Students gathered outside Crouse-Hinds initially feared the unannounced shift change signaled plans to remove protesters from the building, the organizer said. Meanwhile, protesters inside feared the students outside would attempt to rush the building, they said.

“I felt very afraid sleeping here Tuesday night,” another protester said. “I genuinely thought that DPS would bring SPD in, and that’s how scared I was that night.”

#NotAgainSU held a sit-in at the Barnes Center for eight days in November. The sit-in ended shortly after Chancellor Kent Syverud signed 16 of the protesters’ initial 19 demands as written, making revisions to the remaining three.

Tensions between protesters and DPS officers have been substantially higher during the Crouse-Hinds occupation than they were at the Barnes Center sit-in, an organizer said.

“They were continuously trying to take things from us,” the organizer said of DPS officers’ interactions with students inside the closed Crouse-Hinds. “At the Barnes Center, they increased patrolling and things like that, but in here it’s done in a way that’s more obvious.”

One protester said DPS’s use of food as a negotiating tool took a toll on their mental health.

A DPS officer took the food SU provided Wednesday night and informed protesters they could only eat if they had a conversation with DPS, an organizer said. Protesters “never touched the food,” they said.

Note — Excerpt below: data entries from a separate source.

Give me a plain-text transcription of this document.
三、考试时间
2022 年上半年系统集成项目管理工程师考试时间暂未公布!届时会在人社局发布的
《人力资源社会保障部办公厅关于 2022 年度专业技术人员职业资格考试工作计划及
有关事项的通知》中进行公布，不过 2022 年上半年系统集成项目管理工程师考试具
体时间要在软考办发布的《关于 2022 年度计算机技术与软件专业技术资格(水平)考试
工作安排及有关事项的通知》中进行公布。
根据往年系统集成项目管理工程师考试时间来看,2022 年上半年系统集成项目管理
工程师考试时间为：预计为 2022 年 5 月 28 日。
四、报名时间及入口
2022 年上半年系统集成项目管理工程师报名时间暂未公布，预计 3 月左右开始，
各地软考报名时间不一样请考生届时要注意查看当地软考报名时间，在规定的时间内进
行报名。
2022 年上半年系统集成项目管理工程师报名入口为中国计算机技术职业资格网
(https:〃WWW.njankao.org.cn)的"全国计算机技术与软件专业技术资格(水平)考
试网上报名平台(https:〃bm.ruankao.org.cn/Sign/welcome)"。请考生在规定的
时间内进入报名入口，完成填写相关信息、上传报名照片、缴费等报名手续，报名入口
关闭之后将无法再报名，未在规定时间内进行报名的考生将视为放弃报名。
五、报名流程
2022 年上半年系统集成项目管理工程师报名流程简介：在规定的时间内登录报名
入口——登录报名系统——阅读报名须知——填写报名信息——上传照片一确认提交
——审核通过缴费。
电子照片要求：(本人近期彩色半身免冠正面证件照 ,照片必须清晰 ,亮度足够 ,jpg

“Food was literally conditional,” another protester said.

Protesters pressed Syverud to identify the parties responsible for the decision to prevent food and other supplies from entering the building when Syverud visited the occupation Friday. Syverud said he didn’t know exactly who was responsible, but said he would find out.

In one of 10 new demands issued Monday night, #NotAgainSU calls for a formal external investigation of DPS and Sardino. #NotAgainSU also calls for the resignation of Sardino, Syverud, DPS Chief Bobby Maldonado and Dolan Evanovich, senior vice president for enrollment and the student experience.

Syverud announced Monday that former United States Attorney General Loretta Lynch will conduct an independent review of DPS. The review is a result of growing concerns about how DPS engages with the campus community, Syverud said in a university-wide email. He added that community expectations and needs have changed.

“I believe this review is necessary given that concerns have been raised through several channels about how DPS engages with our community and how it has managed various interactions with students, including protestors,” Syverud said in the email. “Our DPS officers work very hard every day and night to protect our students and our community.”

Maldonado said he welcomed the review.

The movement also demands SU acknowledge the mistreatment of student protesters in an email to parents, faculty and staff, and issue a new policy stating that peaceful student protests do not violate the Campus Disruption Policy.

As the occupation enters its 10th day, some protesters said DPS’ treatment of organizers during the occupation has left a permanent impression on them.

“I don’t think I could look at or interact with administration or with DPS ever again,” one protester said.